I lay on the silk sheets of cloth that we had shared for many nights during the long duration of the treacherous war. I clench the material with my worn hands, wincing at what I could have done differently to avoid this path. I remember the first time I saw him, and suddenly the memories become sharp and start to stab the calluses of my mind.

The cold chills of air cut through the tent, and I feel the crispness of the new night sting my flesh. It hurts, but I do not wrap myself in the warmth of the sheets I hold. I deserve the cuts the weather gives me, for I accept them as punishment for my crimes.

It hurts my heart that I wasn't strong enough to surpass my honor. That I stood back as Patroclus stood bravely in front of individuals who didn't deserve his kindness. Hell, I didn't deserve his kindness.

Emotionally, he was more of a man than I ever was, than I ever could be. I open my eyes and stare down at the cloth. Unknowingly, I had torn through the silk completely with my hands. I had shredded the sheets with nothing more than thoughts of regret.

I must apologize to him, I think. I set down the sheets and looked over to the cloth where he slept whilst I rested next to him. I remember his tears, his frustration, his passion, and suddenly I have no control of my feet as they lift me from the tent and march to a location:

To the ocean.

I pass the neighboring tents fervently as the moon lights my path. My legs guide me away from our camp and the passing eyes of my comrades, but my mind is set and nothing will break my stride.

The trees begin to disperse as the dirt becomes graveley. The sand pierces my feet, the air cuts my arms, and my thoughts collide with bitter angst. These signs feel like warnings, but I continue nonetheless.

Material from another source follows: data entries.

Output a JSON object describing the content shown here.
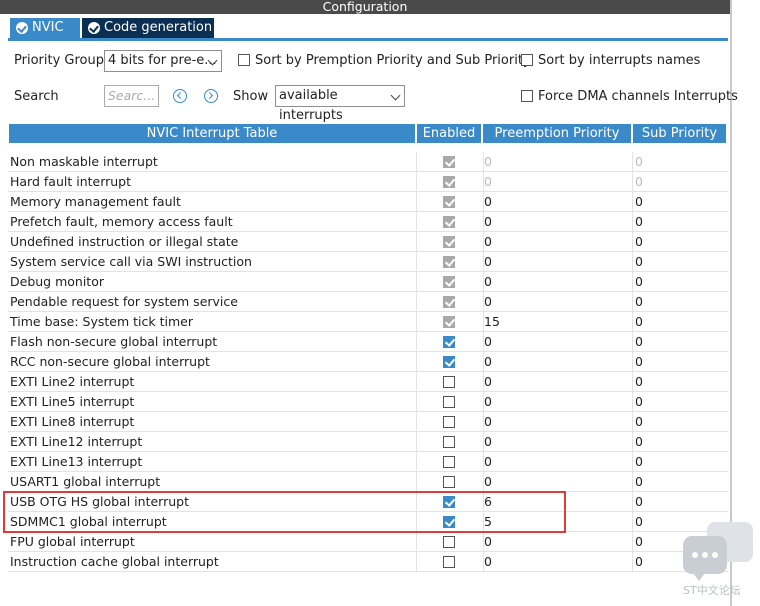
{
  "window": {
    "title": "Configuration"
  },
  "tabs": [
    {
      "label": "NVIC"
    },
    {
      "label": "Code generation"
    }
  ],
  "controls": {
    "priority_group_label": "Priority Group",
    "priority_group_value": "4 bits for pre-e...",
    "sort_premption_label": "Sort by Premption Priority and Sub Priority",
    "sort_names_label": "Sort by interrupts names",
    "search_label": "Search",
    "search_placeholder": "Searc...",
    "show_label": "Show",
    "show_value": "available interrupts",
    "force_dma_label": "Force DMA channels Interrupts"
  },
  "table": {
    "headers": {
      "name": "NVIC Interrupt Table",
      "enabled": "Enabled",
      "preemption": "Preemption Priority",
      "sub": "Sub Priority"
    },
    "rows": [
      {
        "name": "Non maskable interrupt",
        "enabled": "disabled-checked",
        "preemption": "0",
        "sub": "0",
        "dim": true
      },
      {
        "name": "Hard fault interrupt",
        "enabled": "disabled-checked",
        "preemption": "0",
        "sub": "0",
        "dim": true
      },
      {
        "name": "Memory management fault",
        "enabled": "disabled-checked",
        "preemption": "0",
        "sub": "0",
        "dim": false
      },
      {
        "name": "Prefetch fault, memory access fault",
        "enabled": "disabled-checked",
        "preemption": "0",
        "sub": "0",
        "dim": false
      },
      {
        "name": "Undefined instruction or illegal state",
        "enabled": "disabled-checked",
        "preemption": "0",
        "sub": "0",
        "dim": false
      },
      {
        "name": "System service call via SWI instruction",
        "enabled": "disabled-checked",
        "preemption": "0",
        "sub": "0",
        "dim": false
      },
      {
        "name": "Debug monitor",
        "enabled": "disabled-checked",
        "preemption": "0",
        "sub": "0",
        "dim": false
      },
      {
        "name": "Pendable request for system service",
        "enabled": "disabled-checked",
        "preemption": "0",
        "sub": "0",
        "dim": false
      },
      {
        "name": "Time base: System tick timer",
        "enabled": "disabled-checked",
        "preemption": "15",
        "sub": "0",
        "dim": false
      },
      {
        "name": "Flash non-secure global interrupt",
        "enabled": "checked",
        "preemption": "0",
        "sub": "0",
        "dim": false
      },
      {
        "name": "RCC non-secure global interrupt",
        "enabled": "checked",
        "preemption": "0",
        "sub": "0",
        "dim": false
      },
      {
        "name": "EXTI Line2 interrupt",
        "enabled": "unchecked",
        "preemption": "0",
        "sub": "0",
        "dim": false
      },
      {
        "name": "EXTI Line5 interrupt",
        "enabled": "unchecked",
        "preemption": "0",
        "sub": "0",
        "dim": false
      },
      {
        "name": "EXTI Line8 interrupt",
        "enabled": "unchecked",
        "preemption": "0",
        "sub": "0",
        "dim": false
      },
      {
        "name": "EXTI Line12 interrupt",
        "enabled": "unchecked",
        "preemption": "0",
        "sub": "0",
        "dim": false
      },
      {
        "name": "EXTI Line13 interrupt",
        "enabled": "unchecked",
        "preemption": "0",
        "sub": "0",
        "dim": false
      },
      {
        "name": "USART1 global interrupt",
        "enabled": "unchecked",
        "preemption": "0",
        "sub": "0",
        "dim": false
      },
      {
        "name": "USB OTG HS global interrupt",
        "enabled": "checked",
        "preemption": "6",
        "sub": "0",
        "dim": false
      },
      {
        "name": "SDMMC1 global interrupt",
        "enabled": "checked",
        "preemption": "5",
        "sub": "0",
        "dim": false
      },
      {
        "name": "FPU global interrupt",
        "enabled": "unchecked",
        "preemption": "0",
        "sub": "0",
        "dim": false
      },
      {
        "name": "Instruction cache global interrupt",
        "enabled": "unchecked",
        "preemption": "0",
        "sub": "0",
        "dim": false
      }
    ]
  },
  "colors": {
    "accent": "#3a89c9",
    "tab_dark": "#0a2f52",
    "highlight": "#e03b3b"
  },
  "watermark": {
    "text": "ST中文论坛"
  }
}
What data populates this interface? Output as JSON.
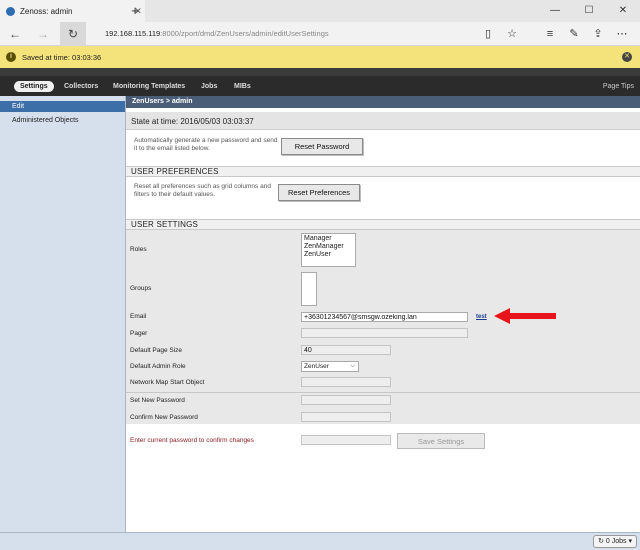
{
  "browser": {
    "tab_title": "Zenoss: admin",
    "url_host": "192.168.115.119",
    "url_path": ":8000/zport/dmd/ZenUsers/admin/editUserSettings"
  },
  "saved_bar": {
    "message": "Saved at time: 03:03:36"
  },
  "app_nav": {
    "items": [
      "Settings",
      "Collectors",
      "Monitoring Templates",
      "Jobs",
      "MIBs"
    ],
    "page_tips": "Page Tips"
  },
  "sidebar": {
    "items": [
      "Edit",
      "Administered Objects"
    ]
  },
  "breadcrumb": "ZenUsers > admin",
  "state_time": "State at time: 2016/05/03 03:03:37",
  "reset_password": {
    "description": "Automatically generate a new password and send it to the email listed below.",
    "button": "Reset Password"
  },
  "user_preferences": {
    "title": "USER PREFERENCES",
    "description": "Reset all preferences such as grid columns and filters to their default values.",
    "button": "Reset Preferences"
  },
  "user_settings": {
    "title": "USER SETTINGS",
    "roles_label": "Roles",
    "roles": [
      "Manager",
      "ZenManager",
      "ZenUser"
    ],
    "groups_label": "Groups",
    "email_label": "Email",
    "email_value": "+36301234567@smsgw.ozeking.lan",
    "test_link": "test",
    "pager_label": "Pager",
    "pager_value": "",
    "page_size_label": "Default Page Size",
    "page_size_value": "40",
    "admin_role_label": "Default Admin Role",
    "admin_role_value": "ZenUser",
    "network_map_label": "Network Map Start Object",
    "network_map_value": "",
    "new_password_label": "Set New Password",
    "confirm_password_label": "Confirm New Password",
    "current_password_label": "Enter current password to confirm changes",
    "save_button": "Save Settings"
  },
  "statusbar": {
    "jobs": "0 Jobs"
  },
  "colors": {
    "accent_arrow": "#e8141b",
    "sidebar_bg": "#d6e0ec",
    "saved_bar": "#f4e27a"
  }
}
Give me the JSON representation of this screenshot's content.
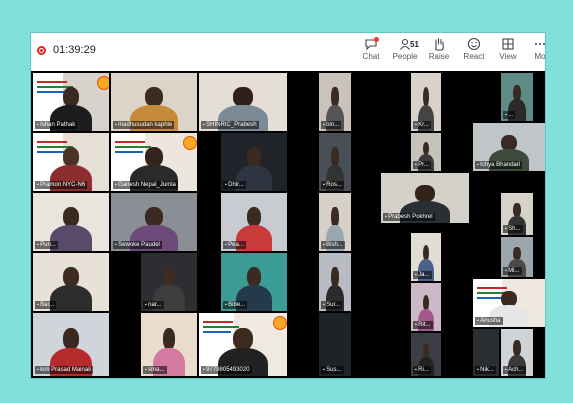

And by the Gods, if something were to happen to Patroclus, may Rome be spared of my ensuing rage, for if he were to perish-

Even the Gods could not contain my fury.

I repent the thought, I refuse to come to such a decrepit explanation to his abrupt disappearance. I clench my fist, and before I know it, the water comes into view.

He will be here, I think, somewhat desperately, and he will forgive me. Then he'll hold me, and then we will sleep by one another, and then a new day will come. This was a common routine we shared throughout the war, and it's one that I've come to look forward to. The day I sleep alone is the day when I am buried 6 feet under, dead from the fight, and that day is far ahead of me.

I see the silent waves grace the water with defined ripples. The moonlight reflects off the lake with an elegant shadow, highlighting each small wave pleasantly. My eyes scan the landscape, looking for his curly, brown hair to stand out from the water's shaded blue.

I could recognize him simply by the sound of his feet touching the Earth. I would know the rhythms of his breath as they were drawn. I would know his presence by the feeling of joy coursing my being. His smell, his sound, his everything. I could know it all, in life or in death.

That's why I know I must be missing something, for I sense him nearby but cannot seem to pinpoint his location. My perceptive mind has become somewhat of an asset, and it angers me that it has failed me.

All I could feel was that he was here, out of my reach, and that idea alone plagues my soul.

I stand on the edge of where the beach meets the water, staring into the ocean's abyss as if expecting Patroclus to appear from the deep at my command. But I am no fool. Nothing that has happened so far in the war has been easily won.